The instrument is calibrated by filling the chamber full of inert gas and marking the displacement of the dumb-bells. If the chamber is then completely filled with oxygen, the magnetic field increases and the dumb-bells rotate further. This new position is noted. There is a linear relationship between the dumb-bell rotation between the first point measured with inert gas and the second point, measured with 100% oxygen filling the cavity. The amount of oxygen in the gas can be determined. The measurement is practically performed in a similar way to a spot galvanometer, in that a minute mirror is placed in between th9 two dumb-bells at the point of intersection with the wire. Alight is shone onto the mirror and reflected onto a screen.

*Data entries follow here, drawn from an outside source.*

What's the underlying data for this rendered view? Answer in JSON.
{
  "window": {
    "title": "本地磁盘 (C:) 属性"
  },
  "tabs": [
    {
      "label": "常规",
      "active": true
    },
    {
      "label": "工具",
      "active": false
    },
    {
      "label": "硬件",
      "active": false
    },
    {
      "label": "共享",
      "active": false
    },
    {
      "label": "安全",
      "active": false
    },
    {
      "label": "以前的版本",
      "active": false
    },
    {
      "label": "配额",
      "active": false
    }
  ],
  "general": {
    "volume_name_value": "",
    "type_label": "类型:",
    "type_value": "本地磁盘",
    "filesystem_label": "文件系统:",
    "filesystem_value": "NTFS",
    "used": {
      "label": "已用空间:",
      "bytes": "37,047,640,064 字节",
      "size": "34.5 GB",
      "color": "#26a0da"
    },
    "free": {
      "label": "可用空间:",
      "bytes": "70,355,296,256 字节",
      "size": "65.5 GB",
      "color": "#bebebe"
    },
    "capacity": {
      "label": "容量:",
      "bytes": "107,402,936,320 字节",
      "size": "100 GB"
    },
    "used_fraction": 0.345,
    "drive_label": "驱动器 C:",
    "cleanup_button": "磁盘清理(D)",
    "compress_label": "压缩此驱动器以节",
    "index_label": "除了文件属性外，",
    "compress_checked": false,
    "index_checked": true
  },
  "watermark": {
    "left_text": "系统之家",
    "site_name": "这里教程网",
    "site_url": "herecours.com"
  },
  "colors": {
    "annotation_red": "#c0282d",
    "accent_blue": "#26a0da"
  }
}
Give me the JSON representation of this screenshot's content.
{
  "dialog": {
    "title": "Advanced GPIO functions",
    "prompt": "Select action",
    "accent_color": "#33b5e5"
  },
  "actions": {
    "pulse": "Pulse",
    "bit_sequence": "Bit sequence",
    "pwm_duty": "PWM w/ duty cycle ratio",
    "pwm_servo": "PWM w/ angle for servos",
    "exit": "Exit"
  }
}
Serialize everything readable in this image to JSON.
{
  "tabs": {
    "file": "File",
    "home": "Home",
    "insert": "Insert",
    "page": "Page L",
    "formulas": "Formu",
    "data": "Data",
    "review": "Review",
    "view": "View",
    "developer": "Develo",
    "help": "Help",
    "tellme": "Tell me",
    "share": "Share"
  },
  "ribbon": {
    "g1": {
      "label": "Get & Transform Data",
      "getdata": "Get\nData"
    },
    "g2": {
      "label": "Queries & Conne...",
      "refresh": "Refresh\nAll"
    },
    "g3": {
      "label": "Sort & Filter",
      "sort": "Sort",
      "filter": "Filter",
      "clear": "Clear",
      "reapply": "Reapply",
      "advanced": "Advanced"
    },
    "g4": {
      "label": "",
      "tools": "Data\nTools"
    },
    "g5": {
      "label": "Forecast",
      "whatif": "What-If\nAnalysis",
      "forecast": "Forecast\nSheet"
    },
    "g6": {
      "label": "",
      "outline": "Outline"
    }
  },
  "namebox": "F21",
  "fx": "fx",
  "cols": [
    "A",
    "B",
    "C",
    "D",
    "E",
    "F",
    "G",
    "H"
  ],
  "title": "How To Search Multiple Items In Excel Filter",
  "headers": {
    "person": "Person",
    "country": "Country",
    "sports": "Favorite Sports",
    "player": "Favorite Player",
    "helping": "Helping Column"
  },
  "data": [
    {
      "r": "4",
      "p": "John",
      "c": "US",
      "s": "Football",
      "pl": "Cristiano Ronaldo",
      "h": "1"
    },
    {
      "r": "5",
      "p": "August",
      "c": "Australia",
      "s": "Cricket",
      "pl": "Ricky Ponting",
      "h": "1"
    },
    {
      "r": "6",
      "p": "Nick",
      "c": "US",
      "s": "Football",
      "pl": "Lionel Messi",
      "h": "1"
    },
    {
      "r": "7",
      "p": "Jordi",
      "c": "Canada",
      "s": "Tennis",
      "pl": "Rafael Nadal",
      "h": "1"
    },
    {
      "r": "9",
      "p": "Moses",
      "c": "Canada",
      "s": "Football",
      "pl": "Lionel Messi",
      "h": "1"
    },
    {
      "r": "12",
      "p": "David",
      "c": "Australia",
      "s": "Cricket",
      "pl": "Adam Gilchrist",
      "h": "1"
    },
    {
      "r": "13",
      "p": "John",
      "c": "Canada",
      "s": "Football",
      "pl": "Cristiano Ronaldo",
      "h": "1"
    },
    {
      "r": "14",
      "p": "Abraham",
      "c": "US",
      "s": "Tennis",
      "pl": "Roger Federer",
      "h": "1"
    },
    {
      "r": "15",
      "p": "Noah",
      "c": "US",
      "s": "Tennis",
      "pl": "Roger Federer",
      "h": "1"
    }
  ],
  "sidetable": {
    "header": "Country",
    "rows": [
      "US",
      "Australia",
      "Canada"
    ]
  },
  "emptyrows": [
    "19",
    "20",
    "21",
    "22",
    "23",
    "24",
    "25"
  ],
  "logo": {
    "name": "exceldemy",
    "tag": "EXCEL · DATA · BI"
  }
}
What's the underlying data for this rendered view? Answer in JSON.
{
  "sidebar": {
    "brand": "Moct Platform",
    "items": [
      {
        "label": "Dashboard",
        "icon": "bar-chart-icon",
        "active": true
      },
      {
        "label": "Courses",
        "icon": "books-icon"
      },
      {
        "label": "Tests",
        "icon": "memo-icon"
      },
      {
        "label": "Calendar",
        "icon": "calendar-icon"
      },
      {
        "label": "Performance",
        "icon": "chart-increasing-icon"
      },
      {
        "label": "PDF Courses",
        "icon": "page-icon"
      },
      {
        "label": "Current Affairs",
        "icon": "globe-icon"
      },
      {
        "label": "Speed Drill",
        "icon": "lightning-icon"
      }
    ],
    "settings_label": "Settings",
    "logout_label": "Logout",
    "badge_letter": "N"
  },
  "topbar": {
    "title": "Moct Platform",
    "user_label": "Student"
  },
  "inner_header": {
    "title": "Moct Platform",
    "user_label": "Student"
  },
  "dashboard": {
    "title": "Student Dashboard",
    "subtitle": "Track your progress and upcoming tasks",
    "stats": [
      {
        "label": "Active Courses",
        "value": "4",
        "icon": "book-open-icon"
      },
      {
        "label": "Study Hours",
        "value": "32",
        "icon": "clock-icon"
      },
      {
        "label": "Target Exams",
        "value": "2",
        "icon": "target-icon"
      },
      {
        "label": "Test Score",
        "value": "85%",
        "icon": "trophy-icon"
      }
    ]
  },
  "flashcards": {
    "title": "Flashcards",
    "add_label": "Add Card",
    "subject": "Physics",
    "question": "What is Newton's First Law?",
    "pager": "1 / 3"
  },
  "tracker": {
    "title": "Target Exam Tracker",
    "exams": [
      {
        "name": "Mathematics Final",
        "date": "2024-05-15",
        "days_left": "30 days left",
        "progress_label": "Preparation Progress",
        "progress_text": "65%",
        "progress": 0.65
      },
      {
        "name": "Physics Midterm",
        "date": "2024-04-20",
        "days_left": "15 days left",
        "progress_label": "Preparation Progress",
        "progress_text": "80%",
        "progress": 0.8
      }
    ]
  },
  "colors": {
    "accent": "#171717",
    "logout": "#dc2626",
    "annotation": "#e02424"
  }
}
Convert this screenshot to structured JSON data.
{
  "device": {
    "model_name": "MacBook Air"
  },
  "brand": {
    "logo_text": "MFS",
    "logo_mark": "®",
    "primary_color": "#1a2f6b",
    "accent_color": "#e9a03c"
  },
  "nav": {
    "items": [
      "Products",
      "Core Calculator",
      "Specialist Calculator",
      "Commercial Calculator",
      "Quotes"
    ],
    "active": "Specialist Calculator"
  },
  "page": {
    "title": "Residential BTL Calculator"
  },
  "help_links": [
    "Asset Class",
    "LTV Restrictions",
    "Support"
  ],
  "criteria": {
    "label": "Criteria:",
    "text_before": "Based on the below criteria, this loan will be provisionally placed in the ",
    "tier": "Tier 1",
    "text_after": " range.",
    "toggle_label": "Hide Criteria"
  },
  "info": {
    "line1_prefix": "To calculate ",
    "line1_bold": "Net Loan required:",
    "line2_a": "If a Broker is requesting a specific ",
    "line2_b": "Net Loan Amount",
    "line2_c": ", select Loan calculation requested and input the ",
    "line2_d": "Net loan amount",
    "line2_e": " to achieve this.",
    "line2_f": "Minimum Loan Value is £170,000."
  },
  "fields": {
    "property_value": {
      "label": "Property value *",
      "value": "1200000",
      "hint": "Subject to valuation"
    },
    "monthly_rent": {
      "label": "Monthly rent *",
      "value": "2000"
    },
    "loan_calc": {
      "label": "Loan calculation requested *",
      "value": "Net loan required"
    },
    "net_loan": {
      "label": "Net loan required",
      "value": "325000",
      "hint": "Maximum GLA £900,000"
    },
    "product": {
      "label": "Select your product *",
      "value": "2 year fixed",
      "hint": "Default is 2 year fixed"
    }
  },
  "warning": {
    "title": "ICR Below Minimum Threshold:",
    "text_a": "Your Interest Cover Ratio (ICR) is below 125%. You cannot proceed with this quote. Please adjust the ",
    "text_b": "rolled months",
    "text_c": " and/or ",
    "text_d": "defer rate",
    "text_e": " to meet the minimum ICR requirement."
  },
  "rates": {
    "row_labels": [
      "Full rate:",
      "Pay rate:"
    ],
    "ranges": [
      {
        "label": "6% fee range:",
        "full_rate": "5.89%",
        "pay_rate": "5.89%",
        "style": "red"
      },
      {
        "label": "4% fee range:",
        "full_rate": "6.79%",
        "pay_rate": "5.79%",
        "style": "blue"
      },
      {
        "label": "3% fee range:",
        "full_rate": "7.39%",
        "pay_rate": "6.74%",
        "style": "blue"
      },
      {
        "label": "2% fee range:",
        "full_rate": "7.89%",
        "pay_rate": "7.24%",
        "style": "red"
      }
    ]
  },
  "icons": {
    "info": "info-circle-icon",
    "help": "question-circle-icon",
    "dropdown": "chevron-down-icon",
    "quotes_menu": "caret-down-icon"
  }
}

The position of the reflection corresponding to zero oxygen concentration in the chamber and 100% oxygen in the chamber are marked as being 0 and 100% oxygen. Then the position of the reflection between these two marks can be related to the percentage in the sample.
Modern gaseous oxygen analyzers incorporate a coil of wire around both dumb-bells so that when a current passes through the wire, an equal and opposite force to the magnetic torque due to the diamagnetic nitrogen is produced. In this way the current can be varied through the coils to maintain zero displacement of the dumb-bells. Hence, a graph of current through the dumb-bells to maintain zero position against oxygen concentration can be used to calibrate the device. The gaseous oxygen analyzer malfunctions in the presence of significant concentrations of other paramagnetic gases, such as carbon dioxide.